ですが、今回は、自分の感情よりは、事故の前後の社会としてのロジックについてなどを話したいと思います。
そもそも、車の事故には、大きく分けて2つあると思います。
1つ目は、故障などの物理的なトラブル。
故障はどんな機械でも起こりうることだと思います。
走行中にエンジンまわりでトラブルが起こったり、ブレーキ装置やハンドル周りなど、車を安全にコントロールするためのものの異常であったり。
これについては、車のメンテナンスや日頃の点検から防ごうという考えがあります。
2つ目は、人のミスなどによるもの(ヒューマンエラーなど)。
普段からどんなに気を付けていても、ブレーキとアクセルを踏み間違える可能性はあります。
これは、全ての運転者に言えることでしょう。
それ以外にも、ほんの一瞬よそ見をしていたり、例えば右側の何かに気を取られて、左側からのリスクに気が付かなかったり。
近年では、自動ブレーキや踏み間違い防止装置など、車にシステムを搭載することでヒューマンエラーに対応しようという考えが広まっています。
では、今の日本の事故に対する向き合い方について、思うことを話したいと思います。
まず、故障などについてですが、これは、車検などの制度があります。
また、各ディーラーによる定期点検などもあります。
規定の内容に沿って車を点検し、必要に応じてメンテナンスを行うことで、車が出来る限り安全に走ることができる状態を保っています。
物理的なトラブルにより事故が起きた場合、その事故で死傷者が出ても、基本的に運転者に厳罰を下すという流れにはなりにくいと思います。
世間の意見としても、運転者に対して、強い意見をぶつけることは少ないかと思います。
また、故障などの場合は、同車種同時期製造の車を調査して、場合によってはリコールを行うなどの対応がとられます。
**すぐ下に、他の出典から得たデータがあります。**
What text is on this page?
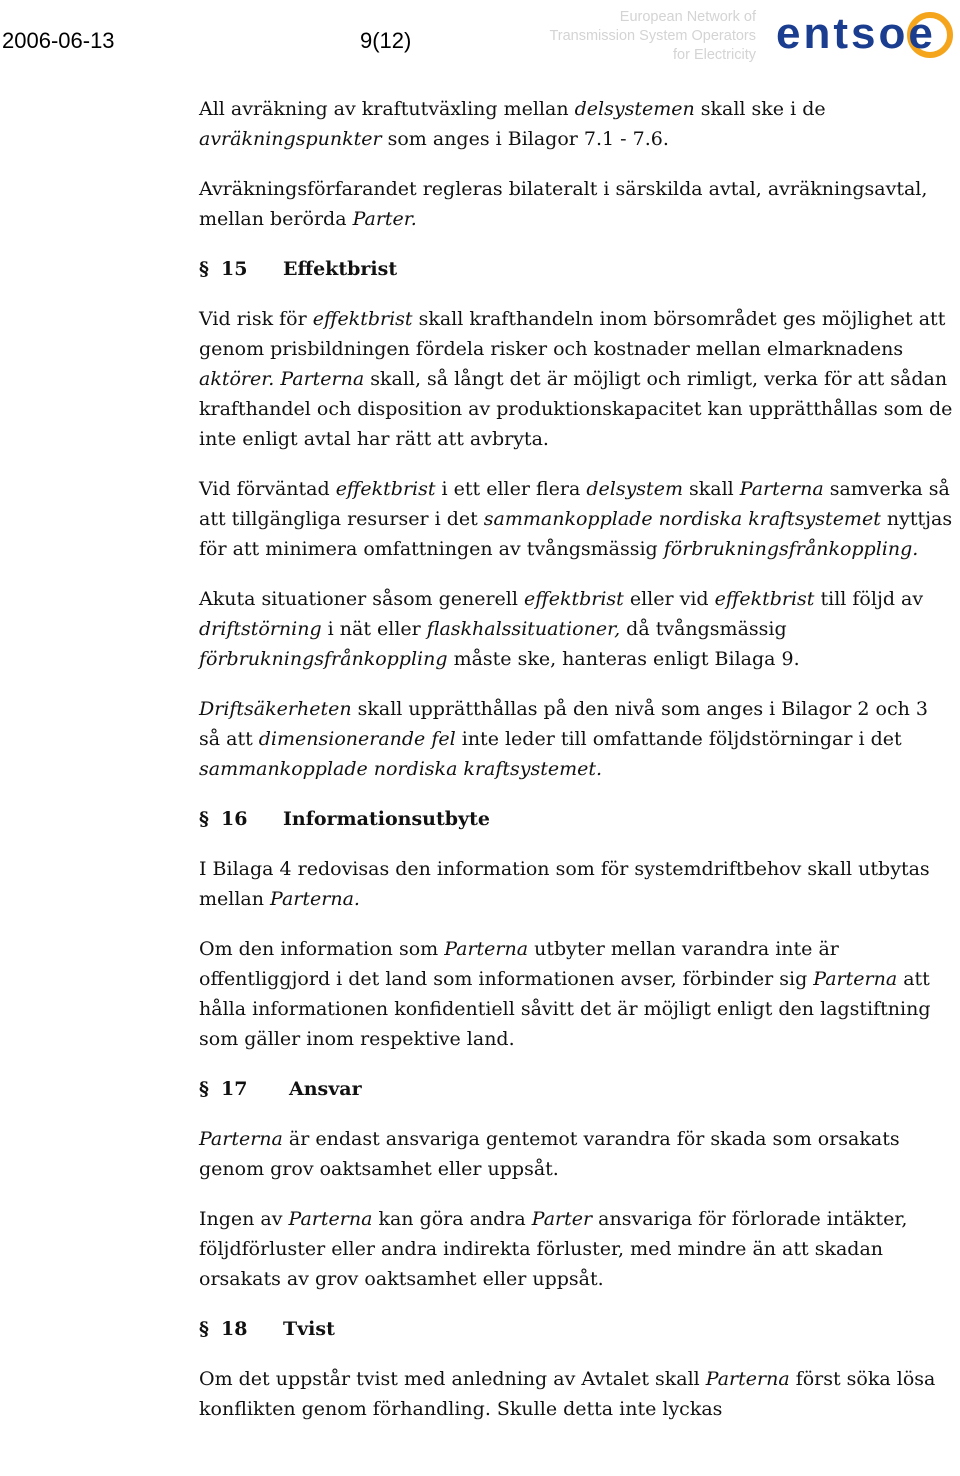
2006-06-13	9(12)
European Network of
Transmission System Operators
for Electricity entsoe

All avräkning av kraftutväxling mellan delsystemen skall ske i de avräkningspunkter som anges i Bilagor 7.1 - 7.6.

Avräkningsförfarandet regleras bilateralt i särskilda avtal, avräkningsavtal, mellan berörda Parter.

§ 15	Effektbrist

Vid risk för effektbrist skall krafthandeln inom börsområdet ges möjlighet att genom prisbildningen fördela risker och kostnader mellan elmarknadens aktörer. Parterna skall, så långt det är möjligt och rimligt, verka för att sådan krafthandel och disposition av produktionskapacitet kan upprätthållas som de inte enligt avtal har rätt att avbryta.

Vid förväntad effektbrist i ett eller flera delsystem skall Parterna samverka så att tillgängliga resurser i det sammankopplade nordiska kraftsystemet nyttjas för att minimera omfattningen av tvångsmässig förbrukningsfrånkoppling.

Akuta situationer såsom generell effektbrist eller vid effektbrist till följd av driftstörning i nät eller flaskhalssituationer, då tvångsmässig förbrukningsfrånkoppling måste ske, hanteras enligt Bilaga 9.

Driftsäkerheten skall upprätthållas på den nivå som anges i Bilagor 2 och 3 så att dimensionerande fel inte leder till omfattande följdstörningar i det sammankopplade nordiska kraftsystemet.

§ 16	Informationsutbyte

I Bilaga 4 redovisas den information som för systemdriftbehov skall utbytas mellan Parterna.

Om den information som Parterna utbyter mellan varandra inte är offentliggjord i det land som informationen avser, förbinder sig Parterna att hålla informationen konfidentiell såvitt det är möjligt enligt den lagstiftning som gäller inom respektive land.

§ 17	Ansvar

Parterna är endast ansvariga gentemot varandra för skada som orsakats genom grov oaktsamhet eller uppsåt.

Ingen av Parterna kan göra andra Parter ansvariga för förlorade intäkter, följdförluster eller andra indirekta förluster, med mindre än att skadan orsakats av grov oaktsamhet eller uppsåt.

§ 18	Tvist

Om det uppstår tvist med anledning av Avtalet skall Parterna först söka lösa konflikten genom förhandling. Skulle detta inte lyckas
そして、前例として、当該車種を製造する企業からの情報公開で社会的に共有され、今後の同じようなトラブルを防ぐことが出来ます。
対して、ヒューマンエラーは、運転者が罪に問われやすい傾向にあると思います。
とくに、高齢者の踏み間違い事故で目立つのは、「そんな歳まで運転してるのが悪い」といった内容の意見です。
また、池袋暴走事故のように加害者が、現実的でない主張をすると、裁判を行い証拠で加害者の罪を立証することだけに意識をもっていかれてしまいがちです。
ですが、大事なのは、「なぜ、その事故は起きてしまったのか」「今後、どうすれば同じ事故を減らし、無くすことが出来るのか」の検証だと思います。
加害者に厳罰を下すだけでは、また必ず同じような事故が起きます。
この検証から対策までのロジックがしっかりと機能しているのが、航空業界だと思います。
航空業界では、事故が起きてしまった場合はもちろん、事故の一歩手前や、事故につながりうるシチュエーションになってしまった時点で、報告書を作成し、場合によっては、事故調査委員会が介入し、検証を行います。
ですが、そのような状況になったからと言って、パイロットや整備士や管制官など、特定の人だけに罰が下されたり、「あいつが悪い」みたいな流れになることは少ないです。
罰を与えることよりも、今後の事故を防ぐことが優先されるためです。
そのため、航空業界では、事故が起きてしまってから、短期間で規則が改正されたり、世界共通で航空関係者に注意喚起を行ったりして、小さな事故でも世界中に共有されています。
正直、自動車で航空業界のような流れをつくるのはかなり厳しいですが、少なくとも、社会的に、事故に対する向き合い方を変える必要はあると思います。
そして、加害者を過度に悪者扱いする風潮は、日本ならではであり、世界的にみるとかなり遅れた考え方だと思います。
重要なのは、加害者に厳罰を下すことよりも、「これ以上、同じような事象で被害者を生まないこと」です。
日本社会は、そこに目を向けることがなかなか出来ないため、結果として、何一つ改善されず、同じ事故が繰り返されることに繋がっています。
国がその事実を受け入れ、もっと先手先手の対策をしていくことが出来れば、ヒューマンエラーによる事故もグッと減らすことが出来ると思います。
そして、これは事故に限らずですが、「感情的に物事を見てはいけない」ということを、とても感じます。
感情的に見てしまうと、物事の本質が見えなくなってしまいます。
これは、僕も常に意識して生活しています。
まったくまとまってないですが、思ったことは言えたので、今回はここまでにしたいと思います。
最後までお読みいただきありがとうございました。